Citaten over Charlotte van Pallandt - chronologisch[bewerken]

  • „..Het mooist heb ik echter de figuurtekeningen gevonden, die gevoelig zijn uitgevoerd, prachtig van lijn zijn en iets gracieus Frans hebben.”
  • Bron: A.M. Braakensiek, in Trouw, 1948
  • Aanhaling(en): L. Tegenbosch, Tekeningen van Charlotte van Pallandt, Van Spijk, Venlo 1981, p. 40
  • Pas in 1973 begon Van Pallandt haar vele schetsen en tekeningen te dateren, en kwam er kort daarop een allereerste presentatie van haar tekeningen. In 1981 verscheen een boek van haar getekende werken, onder redactie van Lambert Tegenbosch
  • „Zij weet hoe 't moet, en weet ook wat zij doet; / Maar omdat zij niet weet van overmoed, / Staat, van nog boven haar verlicht bewustzijn, / Haar sterkste werk in een geheime gloed.”

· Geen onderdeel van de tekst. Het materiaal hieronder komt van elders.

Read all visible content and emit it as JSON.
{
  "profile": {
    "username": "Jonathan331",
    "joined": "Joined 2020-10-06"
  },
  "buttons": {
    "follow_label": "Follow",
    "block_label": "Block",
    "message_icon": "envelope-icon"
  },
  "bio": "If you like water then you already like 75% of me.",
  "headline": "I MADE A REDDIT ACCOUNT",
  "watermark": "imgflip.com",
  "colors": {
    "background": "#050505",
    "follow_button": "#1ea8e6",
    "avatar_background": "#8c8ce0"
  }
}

  • Bron: Adriaan Roland Holst, gedichtje 'voor Charlotte van haar 'kopzorg' ', circa 1963
  • Aanhaling(en): Maarten Jager , Charlotte van Pallandt : kunst als levensdoel, eindred. Ingrid Renkers; De Fundatie Zwolle & Uitgeverij Waanders en De Kunst, 2019; p. 92 ISBN 978 94 6262 236 4
  • De dichter Adriaan Roland Holst zat in 1963 veel model voor Charlotte van Pallandt; daarnaast schreven ze elkaar veel. In 1973 werd de in brons gegoten versie 'Portret van Adriaan Roland Holst' in 1973 officieel onthuld op zijn eigen voormalige H.B.S. school in Hilversum, die toen naar hem werd vernoemd
  • „In 1939 maakte ze een constructie, een technisch hulpmiddel, zoals zij zelf zegt om een figuur goed te kunnen uitbeelden. Het is uiterst verassend om deze voorstudie te zien, die zeer modern en bijna abstract aandoet. [..] Deze manier van werken begon al veel vroeger bij haar tekeningen. Die goed zichtbare constructielijnen maken haar tekeningen zeer boeiend”

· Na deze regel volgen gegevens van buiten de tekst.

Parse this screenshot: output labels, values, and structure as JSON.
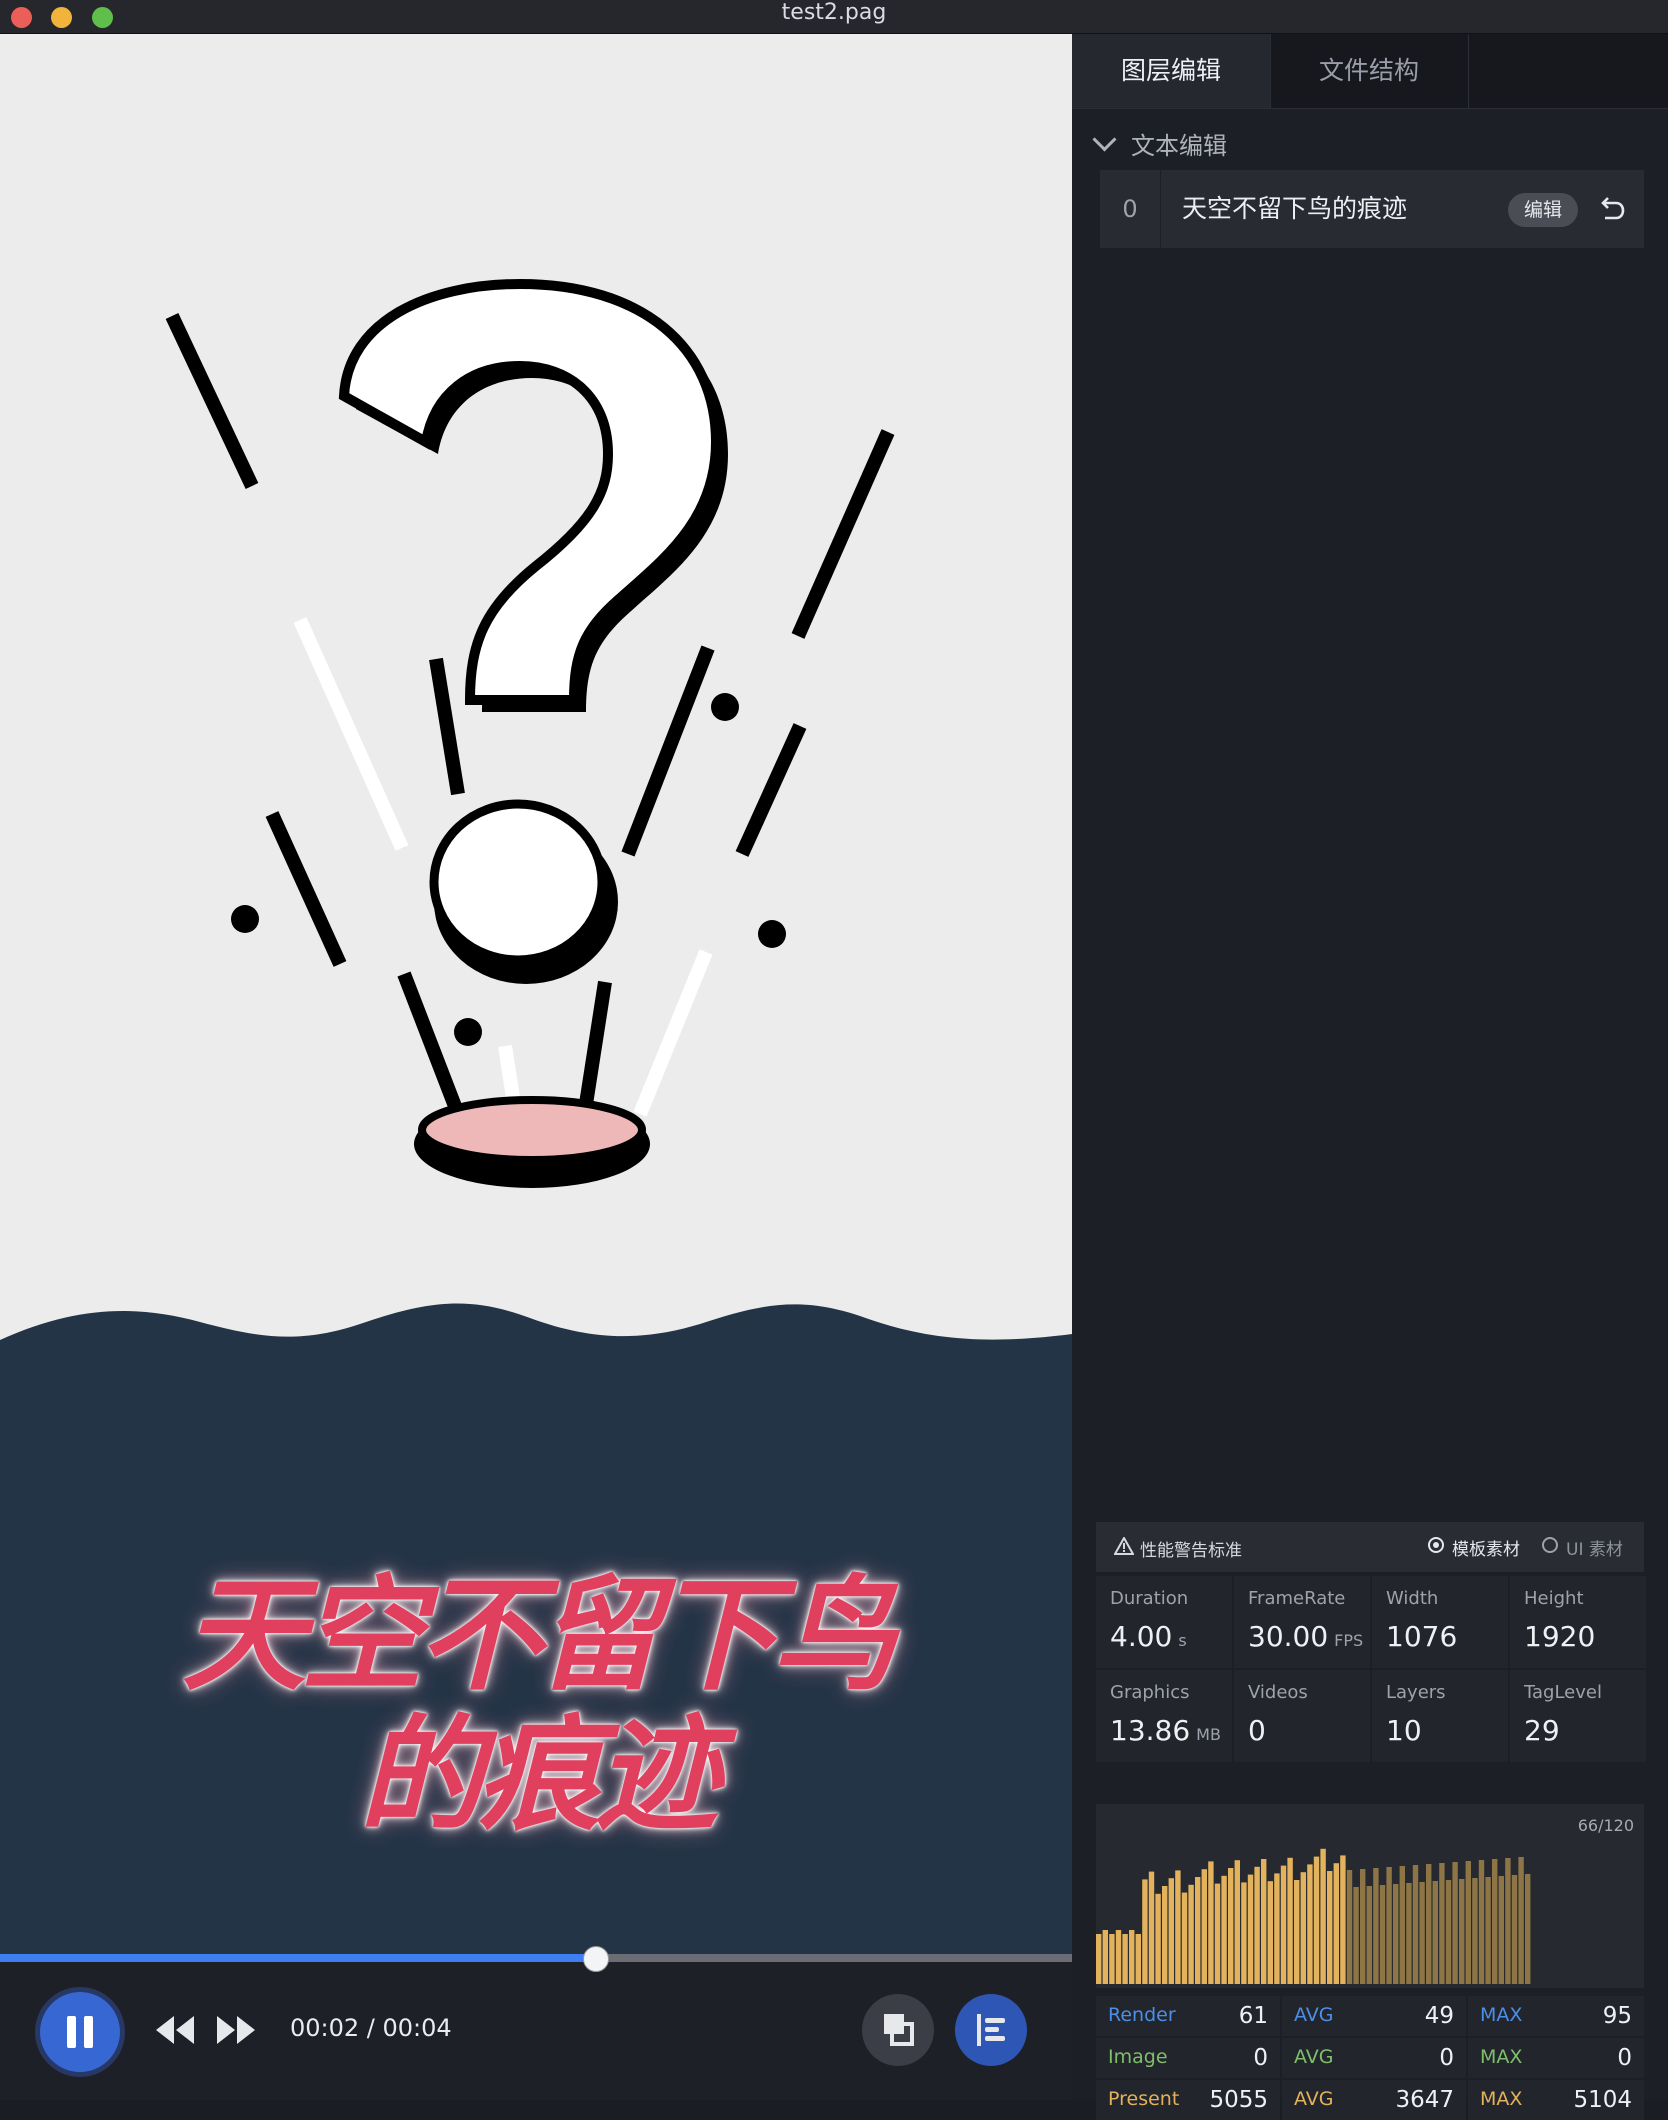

  • Bron: M.E. Lohuizen-Mulder, speech van opening tentoonstelling'Charlotte van Pallandt. Beeldhouwwerken en tekeningen', Stedelijk Museum Het Catharina Gasthuis, Gouda 1977
  • Aanhaling(en): Maarten Jager , Charlotte van Pallandt : kunst als levensdoel, eindred. Ingrid Renkers; De Fundatie Zwolle & Uitgeverij Waanders en De Kunst, 2019; p. 75 ISBN 978 94 6262 236 4
  • De in brons gegoten versie van deze 'Constructie' is dan ook een unieke bijzondere uitzondering te midden van haar figuratieve werk
  • „Mijn God, wat heb ik een bewondering voor die vrouw. Als een roofvogel, koel en trefzeker, maar met welk een kracht, verbeeldt ze haar sujetten [onderwerpen]. Zij is een wonderbaarlijke verschijning in onze beeldhouwkunst, deze VALK. [..] Nog steeds probeer ik een portret van dat broze vrouwtje te maken.”

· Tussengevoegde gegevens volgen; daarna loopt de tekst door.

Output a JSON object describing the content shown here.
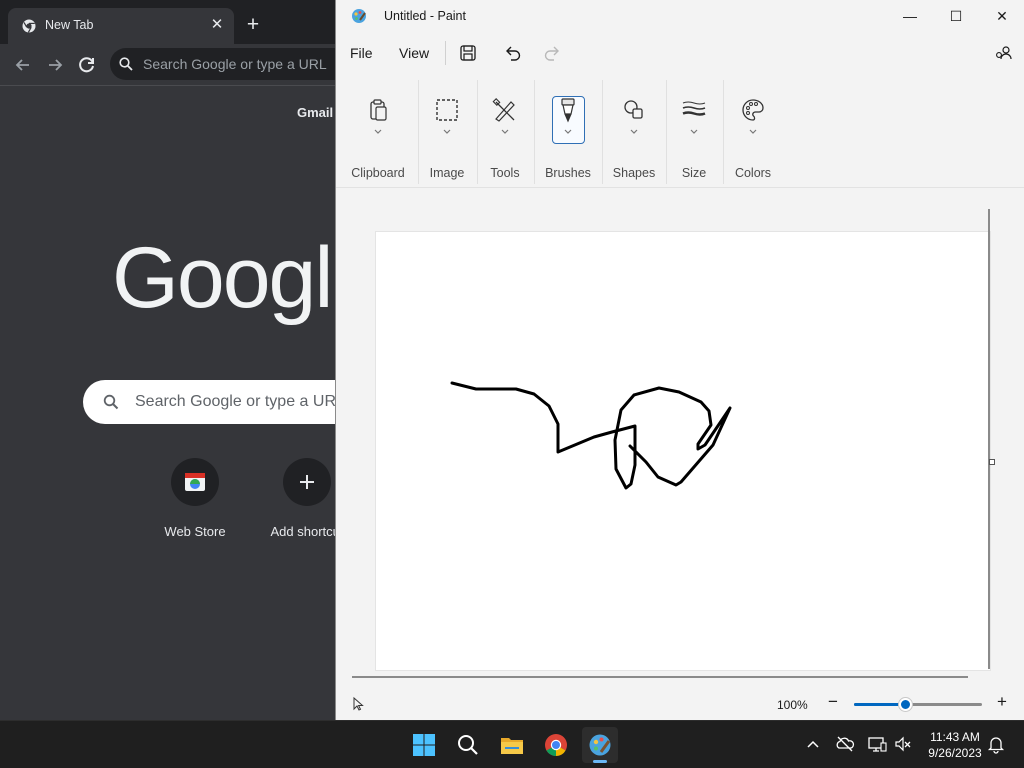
{
  "chrome": {
    "tab_title": "New Tab",
    "omnibox_placeholder": "Search Google or type a URL",
    "gmail_link": "Gmail",
    "logo_text": "Googl",
    "search_placeholder": "Search Google or type a URL",
    "shortcuts": [
      {
        "label": "Web Store",
        "icon": "web-store-icon"
      },
      {
        "label": "Add shortcut",
        "icon": "plus-icon"
      }
    ]
  },
  "paint": {
    "window_title": "Untitled - Paint",
    "menu": {
      "file": "File",
      "view": "View"
    },
    "ribbon_groups": [
      {
        "label": "Clipboard",
        "icon": "clipboard-icon"
      },
      {
        "label": "Image",
        "icon": "select-icon"
      },
      {
        "label": "Tools",
        "icon": "tools-icon"
      },
      {
        "label": "Brushes",
        "icon": "brush-icon"
      },
      {
        "label": "Shapes",
        "icon": "shapes-icon"
      },
      {
        "label": "Size",
        "icon": "size-icon"
      },
      {
        "label": "Colors",
        "icon": "palette-icon"
      }
    ],
    "selected_group": "Brushes",
    "zoom": {
      "label": "100%",
      "level": 0.4
    }
  },
  "taskbar": {
    "apps": [
      "start-icon",
      "search-icon",
      "file-explorer-icon",
      "chrome-icon",
      "paint-icon"
    ],
    "active_app": "paint-icon",
    "time": "11:43 AM",
    "date": "9/26/2023"
  },
  "colors": {
    "accent": "#0067c0",
    "chrome_dark": "#35363a",
    "taskbar": "#1f1f1f"
  }
}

  • Bron: Piet Esser 1983, dagboeknotitie
  • Aanhaling(en): Maarten Jager , Charlotte van Pallandt : kunst als levensdoel, eindred. Ingrid Renkers; De Fundatie Zwolle & Uitgeverij Waanders en De Kunst, 2019; p. 75 ISBN 978 94 6262 236 4
  • Vanaf 1965 tot aan zijn dood in 2004 bleef Piet Esser aan zijn portret van 'Charlotte' doorwerken
  • „Zij was een kunstenares die zich voortdurend opnieuw liet inspireren door de zichtbare werkelijkheid, door de traditie van het kijken [..] Zij vertrok vanuit de abstractie, analyseerde een vorm tot de essentie en ging vervolgens naar de figuratie. Voor haar was de abstractie een middel om uit te komen bij de figuratie.”
  • Bron: Peter Struycken c. 1991, notitie over de werkwijze van Van Pallandt; RKD, Charlotte van Pallandt-archief
  • Aanhaling(en): Maarten Jager , Charlotte van Pallandt : kunst als levensdoel, eindred. Ingrid Renkers; De Fundatie Zwolle & Uitgeverij Waanders en De Kunst, 2019; pp. 118-119 ISBN 978 94 6262 236 4
  • Kunstenaar Peter Struycken leerde Van Pallandt al jong kennen; hij was later 30 jaar lang juryvoorzitter van de Charlotte van Pallandt-prijs

Externe links[bewerken]

Galerij van werken - chronologisch[bewerken]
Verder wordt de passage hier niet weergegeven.